What the? Our fabfile.py hadn’t changed. I was still installing on Ubuntu 11.10. In 22 days there weren’t any significant package changes. This was weird.
After a couple of hours sleuthing, going to Rackspace customer support for help, and searching on the web, I found that the Rackspace Ubuntu 11.10 images had mysteriously changed in two significant ways.
Git becomes a git
22 days ago, our script did this without error:
with cd("/tmp"): run("git clone git://github.com/ariya/phantomjs.git")

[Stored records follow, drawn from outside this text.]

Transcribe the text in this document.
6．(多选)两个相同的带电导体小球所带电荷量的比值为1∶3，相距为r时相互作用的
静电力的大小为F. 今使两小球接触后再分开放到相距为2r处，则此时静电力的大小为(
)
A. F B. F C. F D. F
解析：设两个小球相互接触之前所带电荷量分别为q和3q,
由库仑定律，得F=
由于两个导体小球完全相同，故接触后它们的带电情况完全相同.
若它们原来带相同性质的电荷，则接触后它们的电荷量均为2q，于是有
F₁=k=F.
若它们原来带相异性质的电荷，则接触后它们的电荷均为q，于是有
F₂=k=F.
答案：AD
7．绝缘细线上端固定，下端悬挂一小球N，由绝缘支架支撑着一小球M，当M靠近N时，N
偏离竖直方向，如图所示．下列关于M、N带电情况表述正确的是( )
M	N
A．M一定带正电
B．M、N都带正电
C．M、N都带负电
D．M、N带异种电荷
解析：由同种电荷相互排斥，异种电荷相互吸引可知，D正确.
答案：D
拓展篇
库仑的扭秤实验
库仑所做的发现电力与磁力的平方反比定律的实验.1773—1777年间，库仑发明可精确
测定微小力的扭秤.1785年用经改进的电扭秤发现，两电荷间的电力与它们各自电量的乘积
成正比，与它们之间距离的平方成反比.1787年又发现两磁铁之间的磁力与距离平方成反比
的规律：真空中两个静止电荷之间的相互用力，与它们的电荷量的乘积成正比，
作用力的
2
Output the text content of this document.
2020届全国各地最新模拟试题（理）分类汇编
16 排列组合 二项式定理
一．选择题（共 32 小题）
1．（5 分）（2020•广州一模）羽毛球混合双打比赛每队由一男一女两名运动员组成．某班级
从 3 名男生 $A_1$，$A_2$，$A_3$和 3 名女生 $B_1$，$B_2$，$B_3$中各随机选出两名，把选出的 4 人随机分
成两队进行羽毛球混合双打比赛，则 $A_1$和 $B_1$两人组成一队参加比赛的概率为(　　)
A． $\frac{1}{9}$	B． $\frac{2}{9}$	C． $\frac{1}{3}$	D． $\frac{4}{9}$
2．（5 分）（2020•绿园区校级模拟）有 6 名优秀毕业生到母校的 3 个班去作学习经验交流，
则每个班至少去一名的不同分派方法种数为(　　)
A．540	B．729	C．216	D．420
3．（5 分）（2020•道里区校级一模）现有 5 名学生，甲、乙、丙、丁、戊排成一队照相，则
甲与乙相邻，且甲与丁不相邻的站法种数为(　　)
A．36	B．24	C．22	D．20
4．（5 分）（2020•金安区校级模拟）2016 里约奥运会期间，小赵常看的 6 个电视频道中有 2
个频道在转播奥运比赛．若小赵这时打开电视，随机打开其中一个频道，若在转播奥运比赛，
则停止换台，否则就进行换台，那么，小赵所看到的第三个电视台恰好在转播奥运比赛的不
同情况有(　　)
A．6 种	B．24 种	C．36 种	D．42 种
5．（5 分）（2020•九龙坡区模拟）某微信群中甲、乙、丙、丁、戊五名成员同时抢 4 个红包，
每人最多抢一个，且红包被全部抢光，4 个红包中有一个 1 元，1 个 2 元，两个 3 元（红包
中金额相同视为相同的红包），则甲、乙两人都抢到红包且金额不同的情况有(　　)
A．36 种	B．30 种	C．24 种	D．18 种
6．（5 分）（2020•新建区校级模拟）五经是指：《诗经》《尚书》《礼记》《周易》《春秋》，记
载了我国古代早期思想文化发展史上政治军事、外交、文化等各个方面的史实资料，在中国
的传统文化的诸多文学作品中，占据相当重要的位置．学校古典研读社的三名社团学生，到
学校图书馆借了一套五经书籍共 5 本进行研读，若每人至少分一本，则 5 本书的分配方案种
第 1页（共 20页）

The “run” command now generated a name resolution failure. After some puzzlement, I used a sledgehammer:
with cd("/tmp"): sudo("git clone git://github.com/ariya/phantomjs.git")
…and all was well.
Network? You don’t need no steekin’ network
The Ubuntu 11.10 image now has /etc/hosts protected from world read access! It should (and 22 days ago it did) have an access mode of 644 when the server first booted. It now has an access mode of 600.
A hat tip to a Blogsplat post that described this same problem with Rackspace Ubuntu 9.10 images, and which saved me lots of time.
Rackspace’s “Live Chat” customer support was great. The rep was super helpful, and he & I debugged the problem together in real-time. I can’t get mad at him, because he’s just the poor sod who’s on the customer service front line!
But I am increasingly irked by how Rackspace changes a server image it’s already published. I don’t understand how anyone can think this is a good policy. If there’s a flaw in an image, leave it in place and put up another server image with the fix. Maybe use local version numbers on the server images.
It’s like they don’t realize their customers might use automated deployment, and once they can install and configure version X of server image Y, they expect to have repeatability.